A better suggestion
I think a better vectorized approach would be with slicing -
(series[slen:2*slen] - series[:slen]).sum()/float(slen**2)
Runtime test and verification -
In [139]: series = np.random.randint(11,999,(200))
...: slen= 66
...:
# Original app
In [140]: %timeit get_trend(series, slen)
100000 loops, best of 3: 17.1 µs per loop
# Proposed app
In [141]: %timeit (series[slen:2*slen] - series[:slen]).sum()/float(slen**2)
100000 loops, best of 3: 3.81 µs per loop
In [142]: out1 = get_trend(series, slen)
In [143]: out2 = (series[slen:2*slen] - series[:slen]).sum()/float(slen**2)
In [144]: out1, out2
Out[144]: (0.7587235996326905, 0.75872359963269054)
Investigating comparison on average based approach against loopy one
Let's add the second approach (vectorized one) from the question for testing -
In [146]: np.average(np.subtract(series[slen:2*slen], series[:slen]))/float(slen)
Out[146]: 0.75872359963269054
Timings are better than the loopy one and results look good. So, I am suspecting the way you are timing might be off.
If you are using NumPy ufuncs to leverage the vectorized operations with NumPy, you should work with arrays. So, if your data is a list, convert it to an array and then use the vectorized approach.
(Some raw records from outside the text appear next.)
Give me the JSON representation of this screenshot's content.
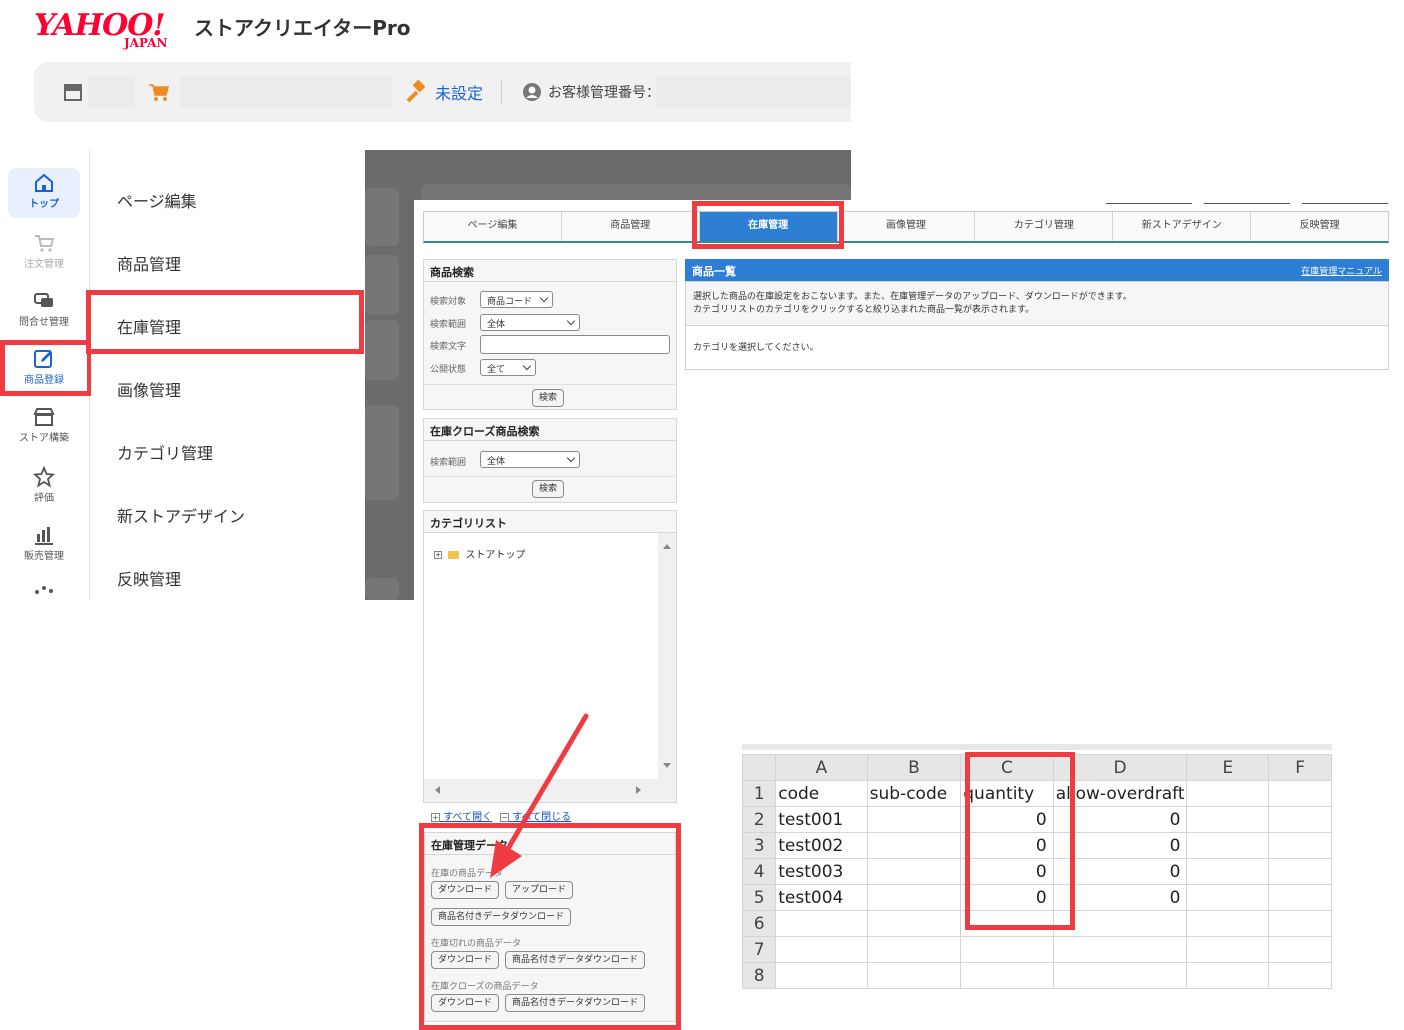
{
  "header": {
    "logo_main": "YAHOO!",
    "logo_sub": "JAPAN",
    "app_title": "ストアクリエイターPro",
    "unset_label": "未設定",
    "customer_label": "お客様管理番号："
  },
  "leftnav": {
    "items": [
      {
        "label": "トップ",
        "icon": "home-icon"
      },
      {
        "label": "注文管理",
        "icon": "cart-icon"
      },
      {
        "label": "問合せ管理",
        "icon": "chat-icon"
      },
      {
        "label": "商品登録",
        "icon": "edit-icon"
      },
      {
        "label": "ストア構築",
        "icon": "store-icon"
      },
      {
        "label": "評価",
        "icon": "star-icon"
      },
      {
        "label": "販売管理",
        "icon": "bar-chart-icon"
      }
    ]
  },
  "submenu": {
    "items": [
      "ページ編集",
      "商品管理",
      "在庫管理",
      "画像管理",
      "カテゴリ管理",
      "新ストアデザイン",
      "反映管理"
    ]
  },
  "tabs": [
    "ページ編集",
    "商品管理",
    "在庫管理",
    "画像管理",
    "カテゴリ管理",
    "新ストアデザイン",
    "反映管理"
  ],
  "search_panel": {
    "title": "商品検索",
    "target_label": "検索対象",
    "target_value": "商品コード",
    "range_label": "検索範囲",
    "range_value": "全体",
    "text_label": "検索文字",
    "text_value": "",
    "status_label": "公開状態",
    "status_value": "全て",
    "search_button": "検索"
  },
  "closed_panel": {
    "title": "在庫クローズ商品検索",
    "range_label": "検索範囲",
    "range_value": "全体",
    "search_button": "検索"
  },
  "category_panel": {
    "title": "カテゴリリスト",
    "node": "ストアトップ",
    "expand_all": "すべて開く",
    "collapse_all": "すべて閉じる"
  },
  "data_panel": {
    "title": "在庫管理データ",
    "groups": [
      {
        "label": "在庫の商品データ",
        "buttons": [
          "ダウンロード",
          "アップロード",
          "商品名付きデータダウンロード"
        ]
      },
      {
        "label": "在庫切れの商品データ",
        "buttons": [
          "ダウンロード",
          "商品名付きデータダウンロード"
        ]
      },
      {
        "label": "在庫クローズの商品データ",
        "buttons": [
          "ダウンロード",
          "商品名付きデータダウンロード"
        ]
      }
    ]
  },
  "product_list": {
    "title": "商品一覧",
    "manual_link": "在庫管理マニュアル",
    "desc_line1": "選択した商品の在庫設定をおこないます。また、在庫管理データのアップロード、ダウンロードができます。",
    "desc_line2": "カテゴリリストのカテゴリをクリックすると絞り込まれた商品一覧が表示されます。",
    "empty_message": "カテゴリを選択してください。"
  },
  "spreadsheet": {
    "columns": [
      "A",
      "B",
      "C",
      "D",
      "E",
      "F"
    ],
    "rows": [
      {
        "n": "1",
        "cells": [
          "code",
          "sub-code",
          "quantity",
          "allow-overdraft",
          "",
          ""
        ]
      },
      {
        "n": "2",
        "cells": [
          "test001",
          "",
          "0",
          "0",
          "",
          ""
        ]
      },
      {
        "n": "3",
        "cells": [
          "test002",
          "",
          "0",
          "0",
          "",
          ""
        ]
      },
      {
        "n": "4",
        "cells": [
          "test003",
          "",
          "0",
          "0",
          "",
          ""
        ]
      },
      {
        "n": "5",
        "cells": [
          "test004",
          "",
          "0",
          "0",
          "",
          ""
        ]
      },
      {
        "n": "6",
        "cells": [
          "",
          "",
          "",
          "",
          "",
          ""
        ]
      },
      {
        "n": "7",
        "cells": [
          "",
          "",
          "",
          "",
          "",
          ""
        ]
      },
      {
        "n": "8",
        "cells": [
          "",
          "",
          "",
          "",
          "",
          ""
        ]
      }
    ]
  },
  "colors": {
    "highlight": "#ef3b42",
    "accent_blue": "#2d7fd3",
    "yahoo_red": "#ff0033"
  }
}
Let's investigate it a bit more -
Case #1 : With a list of 200 elems and slen = 66
In [147]: series_list = np.random.randint(11,999,(200)).tolist()
In [148]: series = np.asarray(series_list)
In [149]: slen = 66
In [150]: %timeit get_trend(series_list, slen)
100000 loops, best of 3: 5.68 µs per loop
In [151]: %timeit np.asarray(series_list)
100000 loops, best of 3: 7.99 µs per loop
In [152]: %timeit np.average(np.subtract(series[slen:2*slen], series[:slen]))/float(slen)
100000 loops, best of 3: 6.98 µs per loop
Case #2 : Scale it 10x
In [157]: series_list = np.random.randint(11,999,(2000)).tolist()
In [159]: series = np.asarray(series_list)
In [160]: slen = 660
In [161]: %timeit get_trend(series_list, slen)
10000 loops, best of 3: 53.6 µs per loop
In [162]: %timeit np.asarray(series_list)
10000 loops, best of 3: 65.4 µs per loop
In [163]: %timeit np.average(np.subtract(series[slen:2*slen], series[:slen]))/float(slen)
100000 loops, best of 3: 8.71 µs per loop
So, it's the overhead of converting to an array that's hurting you!
Investigating comparison on sum based approach against average based one
On the third part of comparing sum-based code against average-based one, it's because np.avarege is indeed slower than "manually" doing it with summation. Timing it on this as well -
In [173]: a = np.random.randint(0,1000,(1000))
In [174]: %timeit np.sum(a)/float(len(a))
100000 loops, best of 3: 4.36 µs per loop
In [175]: %timeit np.average(a)
100000 loops, best of 3: 7.2 µs per loop
A better one than np.average with np.mean -
In [179]: %timeit np.mean(a)
100000 loops, best of 3: 6.46 µs per loop
Now, looking into the source code for np.average, it seems to be using np.mean. This explains why it 's slower than np.mean as we are avoiding the function call overhead there. On the tussle between np.sum and np.mean, I think np.mean does take care of the overflow in case we are adding a huge number of elements, which we might miss it with np.sum. So, for being on the safe side, I guess it's better to go with np.mean.